Rep. Bill McCollum, R-Fla., who is chairman of the House subcommittee on crime, called today's report was "encouraging" and said it showed that Congress' efforts to stop crime by lengthening prison sentences and building more prisons were beginning to work.
"If you can get these violent criminals to serve more time, you will inevitably reduce the violent crime rate," McCollum said. "Anyone who is locked up will not commit a crime."
Alfred Blumstein, a criminologist at Carnegie Mellon University, acknowledged that the increase in imprisonment clearly removed some criminals from the streets and meant that fewer murders would be committed. But he said that since 1985 there had been only a 10 percent reduction in the homicide rate among adults over the age of 24, a disproportionately small gain when measured against the vast increase in the number of prisoners.
"We should think very hard about the trade-off" between the tripling in the prison population and the relatively small decrease in crime, Blumstein said.
Wednesday's report found that there were 95,034 people in federal prisons at the end of 1994, with 958,704 in state prisons. The total represented an overall increase of 9 percent compared with 1993, which was the second largest yearly increase on record.
Allen J. Beck, an author of the report, said there were another 483,717 people locked up in city and county jails at the end of 1994. Most inmates in local jails at any given time are awaiting trial or have been sentenced to terms of a year or less.
There were widespread variations by region in rates of incarceration, the report found. Southern states had the highest per capita rate of incarceration, 451 per 100,000 residents, while the Northeast had the lowest rate, 285 per 100,000 residents. During 1994, Texas led the nation in the growth of its state prison population with an increase of 28 percent, followed by Georgia with a 20 percent increase.
The report offered conflicting evidence about whether many of those being arrested are simply drug users instead of serious, violent criminals, as some critics of America's crime policy have charged. The study showed that between 1980 and 1993, the number of people imprisoned for violent offenses grew by 221,200 nationwide, while those convicted on drug charges increased by 167,000.
But at the same time the report found that from 1980 to 1993 the percentage of drug offenders in state prisons rose to 26 percent from 8 percent, while the proportion of drug offenders in federal prisons soared to 60 percent from 25 percent.
John J. DiIulio Jr., professor of politics and public affairs at Princeton University, said that the report had overlooked an important development: that violent criminals are gradually being made to serve a greater proportion of their sentences. In 1988, he said, violent offenders served only 43 percent of their sentences, compared with 51 percent today. "This is good news and will account for tens of millions of serious crimes averted," DiIulio said.

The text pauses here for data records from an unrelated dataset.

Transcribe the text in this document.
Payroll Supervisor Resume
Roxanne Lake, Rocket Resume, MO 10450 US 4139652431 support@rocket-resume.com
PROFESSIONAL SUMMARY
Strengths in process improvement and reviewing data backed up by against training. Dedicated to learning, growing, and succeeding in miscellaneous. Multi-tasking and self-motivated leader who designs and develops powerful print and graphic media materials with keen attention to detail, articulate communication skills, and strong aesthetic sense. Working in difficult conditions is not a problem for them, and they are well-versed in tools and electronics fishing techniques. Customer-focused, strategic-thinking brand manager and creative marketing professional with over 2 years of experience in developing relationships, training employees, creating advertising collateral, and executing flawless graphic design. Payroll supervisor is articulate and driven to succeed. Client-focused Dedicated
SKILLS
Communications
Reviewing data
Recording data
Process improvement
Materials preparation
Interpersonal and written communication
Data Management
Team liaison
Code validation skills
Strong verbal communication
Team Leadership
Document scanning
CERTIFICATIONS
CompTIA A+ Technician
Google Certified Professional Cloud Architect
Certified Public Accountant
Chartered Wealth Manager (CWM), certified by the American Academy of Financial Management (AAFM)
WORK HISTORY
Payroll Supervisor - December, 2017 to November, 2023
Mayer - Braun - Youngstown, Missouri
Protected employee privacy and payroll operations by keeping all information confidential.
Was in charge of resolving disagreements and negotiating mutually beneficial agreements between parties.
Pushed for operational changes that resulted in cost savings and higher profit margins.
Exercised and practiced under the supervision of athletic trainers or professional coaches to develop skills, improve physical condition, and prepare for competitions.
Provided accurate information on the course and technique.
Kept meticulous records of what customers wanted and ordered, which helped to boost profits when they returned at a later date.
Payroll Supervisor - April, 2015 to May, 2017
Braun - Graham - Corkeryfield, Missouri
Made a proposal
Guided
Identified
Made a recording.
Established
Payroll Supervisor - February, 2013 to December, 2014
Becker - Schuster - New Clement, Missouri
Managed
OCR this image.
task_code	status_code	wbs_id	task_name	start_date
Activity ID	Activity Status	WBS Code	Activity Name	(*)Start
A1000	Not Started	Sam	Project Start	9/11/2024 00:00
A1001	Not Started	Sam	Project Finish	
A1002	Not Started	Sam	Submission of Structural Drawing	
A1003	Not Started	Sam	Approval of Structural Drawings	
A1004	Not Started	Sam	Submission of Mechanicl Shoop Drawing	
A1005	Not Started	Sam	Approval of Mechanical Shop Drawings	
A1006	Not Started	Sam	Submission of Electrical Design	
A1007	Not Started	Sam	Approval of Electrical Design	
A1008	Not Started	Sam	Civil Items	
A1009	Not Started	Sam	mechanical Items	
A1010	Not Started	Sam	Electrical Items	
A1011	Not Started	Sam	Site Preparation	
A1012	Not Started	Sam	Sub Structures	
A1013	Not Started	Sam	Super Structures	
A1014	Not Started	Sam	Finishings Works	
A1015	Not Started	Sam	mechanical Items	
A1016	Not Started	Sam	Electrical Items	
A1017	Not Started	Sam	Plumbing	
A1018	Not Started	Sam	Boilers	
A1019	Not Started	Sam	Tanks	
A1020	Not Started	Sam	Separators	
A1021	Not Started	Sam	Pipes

But Jerome G. Miller, the director of the National Center on Institutions and Alternatives, said that Wednesday's report was discouraging because it showed that "the percentage of Americans going in and out of jails is phenomenal" and that "as you go down the socio-economic scale the percentage gets much higher." America, Miller asserted, is relying too heavily on imprisonment as a way to stop crime, and the criminal justice system is turning the majority of impoverished minorities in the inner cities into criminals.
Almost three quarters of the new admissions to prisons are now black or Hispanic, Miller said, and if present trends continue, he asserted, by 2010, "we will have the absolute majority of all African-American males between age 18 and 40 in prisons and camps."